Cruces répète des milliers de fois la même opération de sélection méticuleuse avec son équipe. La semaine dernière, il a visité plusieurs des caves les plus emblématiques d’Espagne pour mettre de côté et marquer les spécimens qui feront partie de l’assortiment Blackleg des établissements El Corte Inglés (Gourmet Club, El Corte Inglés, supermarchés Hipercor et Supercor), un pionnier pour offrir ce produit coupé au grand public.

Jambon Pata Negra Bellota

L’entreprise, qui depuis 30 ans a choisi les pièces une à une et a invité un groupe de journalistes à Jabugo pour expliquer le processus, vendra les jambons sélectionnés lors de la prochaine campagne de Noël, une période qui concentre plus de la moitié des ventes de jambon de gland pendant toute l’année.

Qualité
L’histoire du porc ibérique a des touches romantiques. Cette race est restée intacte alors que dans le reste du continent les porcs étaient mélangés avec des spécimens d’autres endroits et l’élevage intensif de porcs, qui cherchait à élever des animaux plus maigres et plus rapides, a avancé comme une locomotive dans la seconde moitié du siècle dernier. Des roseaux forts, des sabots noirs, un dos descendant, un museau étroit et des oreilles jetées devant le visage, ces animaux qui viennent parcourir jusqu’à 14 kilomètres par jour à la recherche des meilleurs glands sont la redoute d’un paysage bucolique qui se perd.

Jambon Ibérique Pata Negra

En 2014, l’Espagne a essayé de mettre de l’ordre dans un marché marqué par la tradition mais aussi par la fraude avec une norme de qualité qui a fini par soulever des controverses au sein et en dehors du secteur, car il permet de classer comme produits ibériques des animaux qui ne sont pas de race pure.

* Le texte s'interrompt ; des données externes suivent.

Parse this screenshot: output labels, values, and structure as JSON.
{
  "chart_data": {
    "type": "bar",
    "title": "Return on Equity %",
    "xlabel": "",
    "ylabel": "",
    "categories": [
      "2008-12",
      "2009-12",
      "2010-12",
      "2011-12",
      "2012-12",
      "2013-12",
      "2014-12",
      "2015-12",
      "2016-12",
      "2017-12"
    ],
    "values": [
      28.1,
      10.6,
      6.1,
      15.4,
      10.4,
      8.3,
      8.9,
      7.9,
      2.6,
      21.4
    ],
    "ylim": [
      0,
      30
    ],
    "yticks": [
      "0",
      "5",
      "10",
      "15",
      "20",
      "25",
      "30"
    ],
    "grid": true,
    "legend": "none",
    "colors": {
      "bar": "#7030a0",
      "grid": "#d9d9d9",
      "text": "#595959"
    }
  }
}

Selon ce règlement, seul le jambon de porc ibérique à 100% nourri au gland élevé en liberté peut avoir un sceau noir, la carte d’identité individuelle de chaque pièce dont la couleur varie en fonction de la race et de l’alimentation de l’animal. S’il est ibérique à 50% ou 75% (de mère ibérique et de père pur d’une autre race ou à 50% ibérique) et nourri de glands, le phoque est rouge ; s’il est pur ou croisé mais élevé en plein champ, l’étiquette est verte. Le blanc, qui représente plus de la moitié de la production du secteur (3,2 millions de têtes en 2017), est destiné aux porcs d’engraissement à la ferme. “Il y a un changement structurel”, commente Elena Diéguez, secrétaire technique de l’Association espagnole des éleveurs de porcs ibériques (Aceriber), qui estime qu’il y a un risque de discréditer le secteur.

Les professionnels d’El Corte Inglés reçoivent une formation continue afin de pouvoir donner le meilleur traitement à la marchandise. Cruces recommande de toujours regarder l’étiquette. “Nous voulons que le consommateur sache pourquoi, dit-il, les jambons ibériques nourris au gland à 100 % sont le patrimoine de ce pays.